Claims that a single company can solve RAG universally are misleading [00:29:31], as effective RAG solutions are highly dependent on the specific use case [00:29:39].
User Experience and Growth Challenges
A continuous challenge for Perplexity is balancing the needs of “power users” with making the product intuitive for new users [00:35:05]. While listening to existing users is important, prioritizing the experience for new visitors who have never seen the product is crucial for sustained growth [00:34:17]. Products that become too unintuitive or feature-heavy for new users are less likely to grow [00:36:34].
Broader Future Trends in AI
Search as Answers and Agents
In the next 10 years, search will primarily deliver direct answers, with AI agents capable of performing tasks for users [00:23:25]. This will transform interactions to be more like conversations with friends [00:23:34].
Customization and Personalization
The future of search will involve highly personalized content. Unlike static articles on Wikipedia, AI-powered search will adapt information depth and focus to individual user preferences (e.g., deep dive on black holes for a nerd, high-level celebrity stats for casual interest) [00:15:57]. This “fast, high bandwidth access to knowledge” will be a key differentiator [00:16:38].
AI Assistance APIs
The development of AI assistance APIs will unlock new possibilities, though the claim that a single API can lead to a trillion-dollar company by itself is likely an overstatement [00:29:14].

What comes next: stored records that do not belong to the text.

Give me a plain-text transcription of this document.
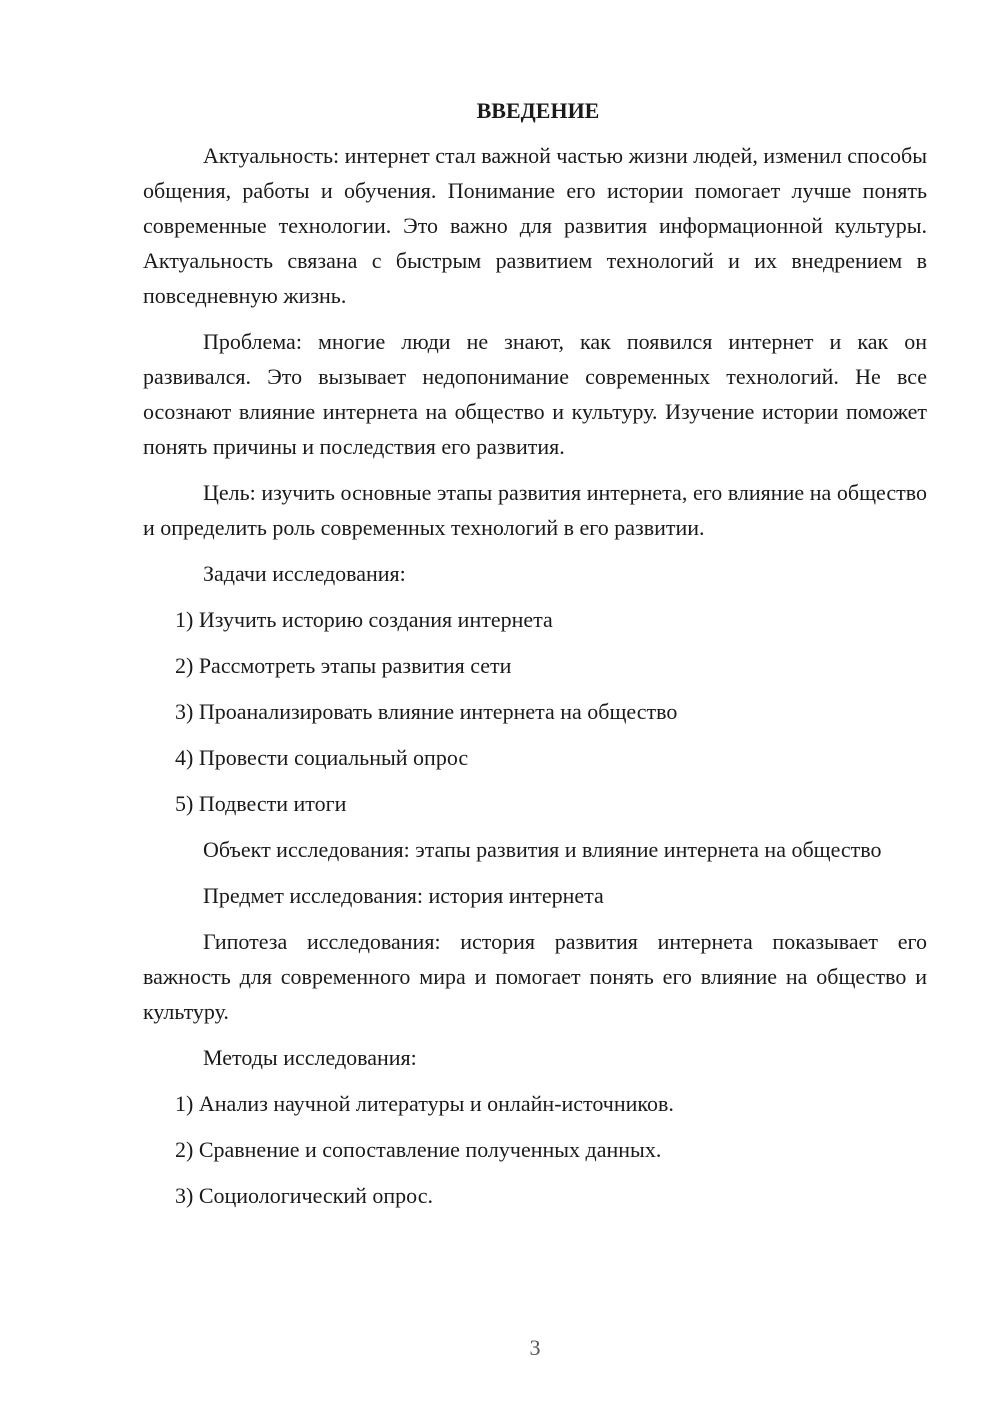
ВВЕДЕНИЕ

Актуальность: интернет стал важной частью жизни людей, изменил способы общения, работы и обучения. Понимание его истории помогает лучше понять современные технологии. Это важно для развития информационной культуры. Актуальность связана с быстрым развитием технологий и их внедрением в повседневную жизнь.

Проблема: многие люди не знают, как появился интернет и как он развивался. Это вызывает недопонимание современных технологий. Не все осознают влияние интернета на общество и культуру. Изучение истории поможет понять причины и последствия его развития.

Цель: изучить основные этапы развития интернета, его влияние на общество и определить роль современных технологий в его развитии.

Задачи исследования:

1) Изучить историю создания интернета

2) Рассмотреть этапы развития сети

3) Проанализировать влияние интернета на общество

4) Провести социальный опрос

5) Подвести итоги

Объект исследования: этапы развития и влияние интернета на общество

Предмет исследования: история интернета

Гипотеза исследования: история развития интернета показывает его важность для современного мира и помогает понять его влияние на общество и культуру.

Методы исследования:

1) Анализ научной литературы и онлайн-источников.

2) Сравнение и сопоставление полученных данных.

3) Социологический опрос.

3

Voice AI and Communication
Voice AI, like ChatGPT’s voice feature, is becoming more prevalent [00:24:06]. However, for search, conciseness is key; users prefer to read answers quickly rather than listen to lengthy voice responses [00:23:51].
AI in Human Communication
A fascinating potential future application of AI is to preserve memories and enable communication with deceased loved ones through generated voices and conversations, based on extensive recordings [00:00:41]. This could involve AI generating personalized messages in the voice of a family member [00:56:03].
AI Regulation
Regulation of AI is currently “too premature” given that widespread economic benefits haven’t been fully realized [00:53:30]. While AI safety is important, slowing down development could hinder the discovery of potential issues and their solutions [00:54:17]. Over-regulation could also inadvertently centralize AI development among a few well-funded entities, which is more dangerous than broad participation [00:54:30].